08 Mar, 2014 | Finn Jubak

Culture, Social issues and Urban living

La Paz is due for a huge change in how its citizens commute. Finn Jubak tags along on a venerable mode of transportation that might soon be a relic of bygone days.

I stood in front of the Iglesia San Francisco at 5 am on a Thursday morning and watched La Paz wake up. Cholitas emerged from side streets carrying baskets of goods to be sold around the perimeter of the plaza as the avenue began to fill. The minibuses, though, had already been running for over an hour. Plaza San Francisco is a major hub for minibus travel, especially early in the morning when workers begin their commute between El Alto and La Paz.

I climbed into my first minibus of the day at 5:15 am, headed for La Ceja (‘the Eyebrow’), in El Alto. Because this is the beginning of a long-distance route along the highway, with minimal stops along the way, the driver waited until it was full before departing. Buses can fit 14 seated passengers, and sometimes a few standing. I sat in the second row from the back, watching the voceador, an assistant to the driver whose job is to advertise the route by yelling it over and over again. Minibus drivers do not always employ voceadores , who, I was told, can cost around 70 bolivianos a day, but they are common on these routes.

The trip from the Plaza San Francisco to La Ceja along the autopista is roughly 13 kilometers long and takes about 20 minutes. The ride was very quiet—no one said a word. This was partially because of the hour, but also because of the convention that most people do not talk on the minibus. Music constantly seeps from the radio and transforms what could be an uncomfortable silence into a peaceful and meditative one. I was experiencing the famous discomfort that is a mark of this method of transport, especially for a tall foreigner, so I let my legs fall asleep as I daydreamed along with my fellow passengers.

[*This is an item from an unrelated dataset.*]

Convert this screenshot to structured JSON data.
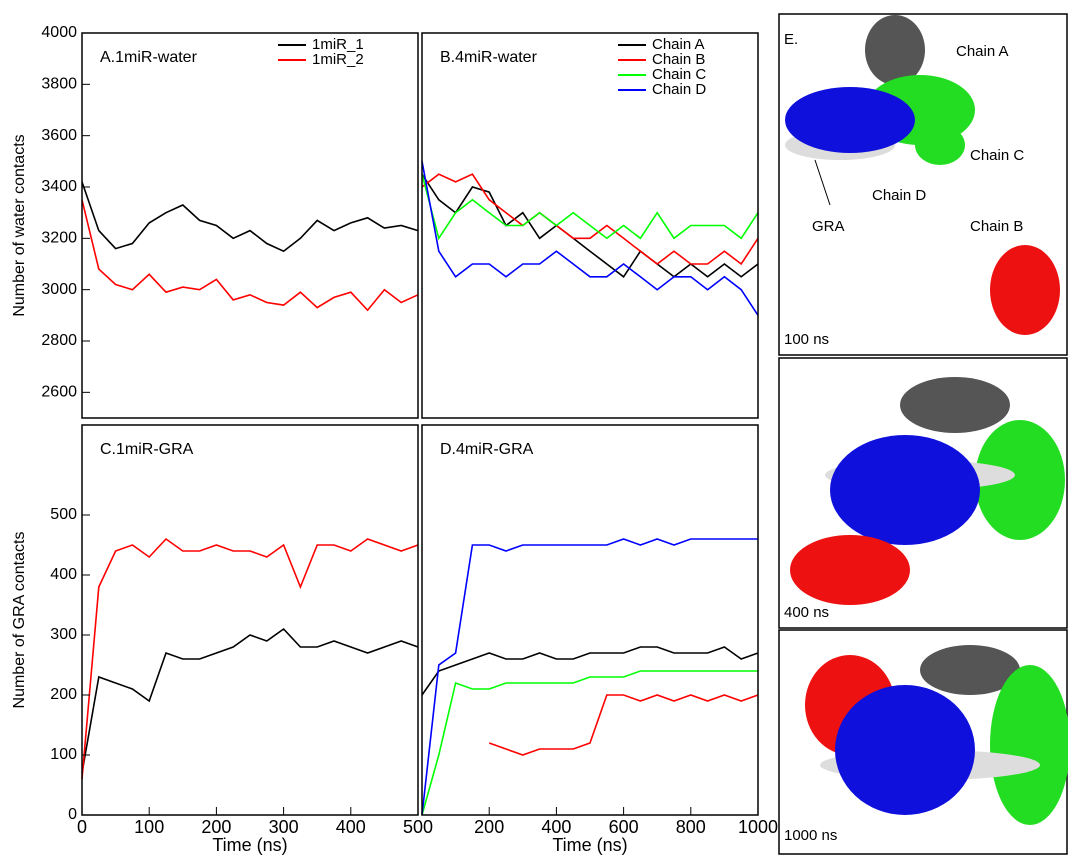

When the bus stopped at La Ceja, our voceador opened the door and let us out. On these long routes, there is almost no interaction between the passengers and the driver, with the voceador running the operation—collecting fares, giving directions. I tried to thank the driver anyway; I don’t know if he heard me. I did not notice any other passenger say anything. It was still dark out as I looked for a bus to Rio Seco. La Ceja was quite busy, mostly with people heading in the opposite direction I was going: those who live in El Alto but commute to work in La Paz.

Finding a bus to Rio Seco was not hard. My driver had no voceador, instead attempting to attract passengers by calling out through the passenger-side window. We drove down the Avenida Juan Pablo II, pausing every 15 seconds as the traffic slowed. Rio Seco is a major destination for buses coming in from the surrounding provinces, and at this hour was already packed with buses large and small.

After my trip to Rio Seco, I caught a bus back down to Villa Fatima, all the way across town, on the far north side of La Paz. On such a long ride, it was easy to see why minibus travel is inefficient: constant stops across the city can add up to hours spent loading and unloading passengers. From Villa Fatima, I took a bus travelling to Kalahuira, the furthest the city buses travel in the direction of Los Yungas to the north. Our driver, who travels back and forth along the steep and potholed road between Kalahuira and La Paz, told us that the busiest time of day for him was around 4 am. That is when provincial transport drops off people from Los Yungas who are looking to travel into the city. In order to maximize profit, drivers along routes like this have to be out and working by the early morning.

During the hours I spent riding buses back and forth across La Paz, the organization and efficiency of the transport system stood out as abundantly evident problems. I also wondered at the difficulty of making a living in this job. Drivers charge 1 to 2 bolivianos per ride. Subtract the money they pay their voceador (if they have one), around 40 bolivianos for food, and as much as 180 for gas, and not much is left. Work starts before dawn and ends as late as 9 at night. It is demanding schedule, dictated by the necessity of earning as much money as possible. The same need to attract more passengers causes the inefficiency of the system itself, with unbearably frequent stops and long waits at the beginning and ends of routes. Combined with the pure discomfort of travelling inside these small vehicles, this contributes to their unpopularity—ask anyone on the street, and they will say that they cannot wait for the new Puma Katari buses to arrive in the autunum, which will provide an alternative but likely won’t end up replacing the minibuses completely.

This is the paradox of the minibus system: despite all its flaws, it is still vital to the citizens that constantly complain about it. Without the minibuses, the city would grind to a halt; most paceños would have no way of getting around. But because of them, the city is choking with traffic, and it is nearly impossible to get around anyway.

Maybe it’s because I am a romantic, or because I have not been forced to cram inside them my whole life, but I find myself saddened that the minibus era may well soon be over. The intimacy they create is different from anything I have experienced on public transport back home in New York City, where it is unusual to even acknowledge fellow passengers. And, cramped as they are, they are almost cozy. When I remember my ride at 5 in the morning up to La Ceja, I remember the warmth of the bus and the comforting presence of my fellow passengers so close by, sharing my experience as we ambled up the hill to El Alto.